Yoke Meng, who served as the national singles coach in the 1990s, supported the move to give local coaches the opportunity but he also felt that it would be good to get a person who can can manage the team while the coaches should be solely allowed to focus on improving the performance of the players.

"It will be good if a local can become the director of coaching and I support BAM's faith in one of our local coaches for the top job," said Yoke Meng.

"Misbun is one of the most senior coaches and has a lot of experience. He gives his everything when it comes to coaching and has the ability to help the young players to progress into established internationals. He has a proven record.

"Managing the team needs different skills where the person liaises with the BAM management and also other bodies like the National Sports Council and National Sports Institute.

"I feel that the coaches should be allowed to concentrate fully on the performances of the players as additional managerial role would affect their main focus."

Kim Hock, the last person to become chief coach, 2005-2007 (BAM abolished the position after that), said a local coach has an advantage as he understands the working environment under BAM and also the characteristics of the national shuttlers.

"It is a good move to offer the top job to a local coach.
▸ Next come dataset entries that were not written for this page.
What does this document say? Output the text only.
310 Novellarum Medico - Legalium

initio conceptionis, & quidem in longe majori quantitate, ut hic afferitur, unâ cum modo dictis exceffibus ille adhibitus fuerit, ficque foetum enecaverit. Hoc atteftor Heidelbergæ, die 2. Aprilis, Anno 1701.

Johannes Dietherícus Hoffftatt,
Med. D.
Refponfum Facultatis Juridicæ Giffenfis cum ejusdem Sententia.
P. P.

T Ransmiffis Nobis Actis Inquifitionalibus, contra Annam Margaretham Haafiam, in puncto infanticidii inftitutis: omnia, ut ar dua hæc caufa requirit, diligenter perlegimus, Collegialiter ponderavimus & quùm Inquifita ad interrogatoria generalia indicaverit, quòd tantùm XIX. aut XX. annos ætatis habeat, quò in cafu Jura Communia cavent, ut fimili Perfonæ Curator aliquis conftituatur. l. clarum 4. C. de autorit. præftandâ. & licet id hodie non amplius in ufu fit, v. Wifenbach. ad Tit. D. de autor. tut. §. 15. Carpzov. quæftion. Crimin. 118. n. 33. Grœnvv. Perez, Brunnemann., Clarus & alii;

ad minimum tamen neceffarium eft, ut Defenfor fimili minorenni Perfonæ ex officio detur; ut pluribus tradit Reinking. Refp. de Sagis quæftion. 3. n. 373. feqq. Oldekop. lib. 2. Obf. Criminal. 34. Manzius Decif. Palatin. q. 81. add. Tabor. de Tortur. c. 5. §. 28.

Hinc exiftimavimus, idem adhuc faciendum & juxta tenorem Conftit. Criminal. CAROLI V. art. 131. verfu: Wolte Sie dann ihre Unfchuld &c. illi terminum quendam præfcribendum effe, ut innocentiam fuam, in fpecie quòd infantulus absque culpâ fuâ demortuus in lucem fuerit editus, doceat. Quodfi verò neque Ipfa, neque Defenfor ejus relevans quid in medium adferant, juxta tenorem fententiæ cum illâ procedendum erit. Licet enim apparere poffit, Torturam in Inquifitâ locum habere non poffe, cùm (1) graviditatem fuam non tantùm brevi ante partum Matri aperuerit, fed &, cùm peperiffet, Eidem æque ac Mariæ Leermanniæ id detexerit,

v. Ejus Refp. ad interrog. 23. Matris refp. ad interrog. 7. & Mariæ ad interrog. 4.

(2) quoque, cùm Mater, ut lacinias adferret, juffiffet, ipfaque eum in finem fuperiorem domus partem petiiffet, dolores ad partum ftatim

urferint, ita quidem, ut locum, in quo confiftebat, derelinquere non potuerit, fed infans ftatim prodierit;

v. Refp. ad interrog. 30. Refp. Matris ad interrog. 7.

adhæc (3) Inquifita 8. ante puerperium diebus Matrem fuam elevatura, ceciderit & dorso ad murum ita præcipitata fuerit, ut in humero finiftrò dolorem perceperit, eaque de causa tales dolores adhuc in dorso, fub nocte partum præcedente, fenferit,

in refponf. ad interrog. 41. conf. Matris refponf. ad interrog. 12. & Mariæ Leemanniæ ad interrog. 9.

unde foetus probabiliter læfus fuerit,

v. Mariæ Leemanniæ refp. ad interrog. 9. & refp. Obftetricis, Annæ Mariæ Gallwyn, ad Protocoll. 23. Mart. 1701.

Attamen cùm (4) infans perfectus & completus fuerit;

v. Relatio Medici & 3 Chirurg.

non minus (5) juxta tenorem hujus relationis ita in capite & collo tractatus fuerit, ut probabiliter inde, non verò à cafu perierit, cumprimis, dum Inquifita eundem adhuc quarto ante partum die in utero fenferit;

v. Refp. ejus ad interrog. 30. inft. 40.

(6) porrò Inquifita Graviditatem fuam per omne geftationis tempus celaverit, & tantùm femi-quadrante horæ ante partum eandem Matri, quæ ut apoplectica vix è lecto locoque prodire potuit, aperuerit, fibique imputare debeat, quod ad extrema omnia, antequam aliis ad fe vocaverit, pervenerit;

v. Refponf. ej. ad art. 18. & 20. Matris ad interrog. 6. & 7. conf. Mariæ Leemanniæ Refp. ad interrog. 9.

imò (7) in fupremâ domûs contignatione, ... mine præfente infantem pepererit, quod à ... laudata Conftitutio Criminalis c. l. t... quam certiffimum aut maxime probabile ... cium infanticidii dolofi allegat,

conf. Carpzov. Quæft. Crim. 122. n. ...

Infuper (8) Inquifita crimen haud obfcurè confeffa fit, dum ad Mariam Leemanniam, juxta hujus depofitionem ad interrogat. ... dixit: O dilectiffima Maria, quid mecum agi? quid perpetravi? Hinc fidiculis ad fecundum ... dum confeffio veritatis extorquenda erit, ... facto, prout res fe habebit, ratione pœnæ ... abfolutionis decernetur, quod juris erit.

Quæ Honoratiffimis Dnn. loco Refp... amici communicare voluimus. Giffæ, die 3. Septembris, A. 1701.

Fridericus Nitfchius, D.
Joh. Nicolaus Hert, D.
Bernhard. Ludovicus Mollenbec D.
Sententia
Local coaches understand Malaysia's strengths and weaknesses and BAM must identify the right candidate who has the commitment and desire to bring our badminton to a higher level again," said Kim Hock.

"Misbun is very experienced and has a strong coaching credentials and wil be an asset to the national team. I can't say more linking him to the position with the director of coaching as it will depend on what BAM management has in mind about the future plans."

Kim Hock, himself, has applied for a job as a national doubles coach and BAM is likely to make a decision after the All England next month.

There is a strong possibility Kim Hock could return as one of the national coaches while Misbun, if he agrees, will rejoin BAM but it remains to be seen if he is keen on taking up the offer as the director of coaching.

As Yoke Meng pointed out, Misbun's passion is to work closely with the players rather than managing them. He had often voiced his reluctance in becoming the chief coach on previous occasions.

The ball is at BAM's court where opening the door for the former coaches alone may not be enough as the association must also make a wise choice on their job scope, so that they can contribute effectively to the national team.